Alton Sterling shooting: lack of charges prompts sadness but not surprise

Outside the Triple S in Baton Rouge, where Sterling was killed in July 2016, local residents say ‘we already knew the verdict’

A mural in memory of Alton Sterling outside the Triple S mart. Sterling was shot six times.
A mural in memory of Alton Sterling outside the Triple S mart. Sterling was shot six times. Photograph: Josh Brasted/Getty Images

At the Triple S mart in northern Baton Rouge, where in July 2016 Alton Sterling was killed by police officers, it was mostly business as usual on Tuesday.

Out front, Travis Hicks sold CDs under a portrait of Sterling while folks filtered in and out for lottery scratch tickets, Gatorade and chips. To the side, another vendor hawked boiled crawfish, $4 a pound.

The only discernible sign of anything unusual was a small group who had gathered in the wake of Louisiana attorney general Jeff Landry’s decision not to charge officers Blane Salamoni and Howie Lake over Sterling’s death. After a scuffle, Salamoni shot Sterling – who had been selling CDs – six times.

Some were saddened, others angry. Some wanted to show up to “do something positive”. None could register much in the way of surprise.

“I knew nothing was going to happen after what happened with the last one,” said Queen Shakur, referring to the federal decision not to indict the officers that was handed down last summer.

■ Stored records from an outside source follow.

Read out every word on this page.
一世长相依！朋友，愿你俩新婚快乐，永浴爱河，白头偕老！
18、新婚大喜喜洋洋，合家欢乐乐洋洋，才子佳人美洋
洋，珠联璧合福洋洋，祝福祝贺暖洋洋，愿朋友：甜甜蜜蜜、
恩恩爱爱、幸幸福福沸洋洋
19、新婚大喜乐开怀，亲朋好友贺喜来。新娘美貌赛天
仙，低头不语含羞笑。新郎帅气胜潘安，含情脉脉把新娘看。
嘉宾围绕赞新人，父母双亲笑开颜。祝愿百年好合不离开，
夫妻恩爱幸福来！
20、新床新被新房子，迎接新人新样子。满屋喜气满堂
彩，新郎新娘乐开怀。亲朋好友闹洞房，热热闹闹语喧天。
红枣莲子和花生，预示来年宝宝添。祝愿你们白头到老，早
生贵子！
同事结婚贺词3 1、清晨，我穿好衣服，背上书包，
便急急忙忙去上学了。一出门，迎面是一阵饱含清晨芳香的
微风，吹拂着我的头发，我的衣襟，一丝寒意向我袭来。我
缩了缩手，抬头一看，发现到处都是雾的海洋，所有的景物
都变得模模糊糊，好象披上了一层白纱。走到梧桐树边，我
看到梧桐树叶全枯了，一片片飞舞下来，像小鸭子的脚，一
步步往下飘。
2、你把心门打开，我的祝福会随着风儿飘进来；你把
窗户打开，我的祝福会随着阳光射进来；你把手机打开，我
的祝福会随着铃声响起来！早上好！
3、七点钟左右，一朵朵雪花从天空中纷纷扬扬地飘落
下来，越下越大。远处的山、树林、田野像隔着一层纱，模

Authorities in Baton Rouge spent Monday night fortifying parts of the city, throwing up barricades and installing floodlights. They called in reinforcements from other parts of Louisiana, in case people took to the streets. But no demonstrations arose. Out front of police headquarters, as in the rest of city, all was quiet.

You gotta give the people something to shut them up … If you don’t give them that firing, this city just might go crazy

Rosalyn Scott

“The people wasn’t going to tear up the city because, let me tell you, the people, we already knew the verdict,” said Rosalyn Scott, another resident who had come to the Triple S.

Scott said she remained hopeful that at the very least Salamoni would be fired at the conclusion of an administrative review. But it was a hope that could only be expressed in the most cynical of terms.

“You’ve got to give the people something,” Scott said. “You didn’t give them a conviction, you didn’t give them an arrest, so you gotta give the people something to shut them up. If you don’t give them that firing, this city just might go crazy.”

The Baton Rouge police chief, Murphy Paul, said on Tuesday he expected the review to last about a week. Other officials have suggested an announcement could be made by Friday.

The investigation of Sterling’s death revealed that within seconds of arriving at the convenience store on 5 July 2016, in answer to an unidentified caller’s report of having been threatened with a gun, Salamoni approached the 37-year-old father of five with a gun pointed at his head.

Sterling was carrying a gun. The officers said they thought he had reached for it. The store owner said he had not. Use-of-force experts cited in Landry’s report were critical of the officers’ conduct, though they concluded that the shooting was “reasonable”.

The silence that greeted Landry’s report may not only have been the product of fatalist discouragement. It may have been tactical, too.

Shaena Johnson, an organizer with Astraea LGBTQ Racial Justice Fund, told the Guardian a group of young activists had asked her to tell media the lack of visible protest was intentional, and that plans for demonstrations were still in the works.

“They don’t want the national activists to come in and steal their light so that’s why they’re doing it the way they’re doing it,” Johnson said.

Many young activists, she said, were frustrated by the way out-of-town figures with large national followings showed up in the city to protest against Sterling’s death and received an outsized share of the media’s attention. The arrest of well-known protester DeRay McKesson made headlines nationwide. More than 200 people, Scott among them, were jailed in total.

Johnson said the young activists were spreading messages by word of mouth rather than flyers or social-media posts.

“There is a strategy,” she said. “The young folks are active and they are moving. They are the ones that were moving last time. They just didn’t get credit for it.”

  • This article was amended on 28 March 2018 to correct that Shaena Johnson works for Astraea LGBTQ Racial Justice Fund and is no longer at Empower Baton Rouge.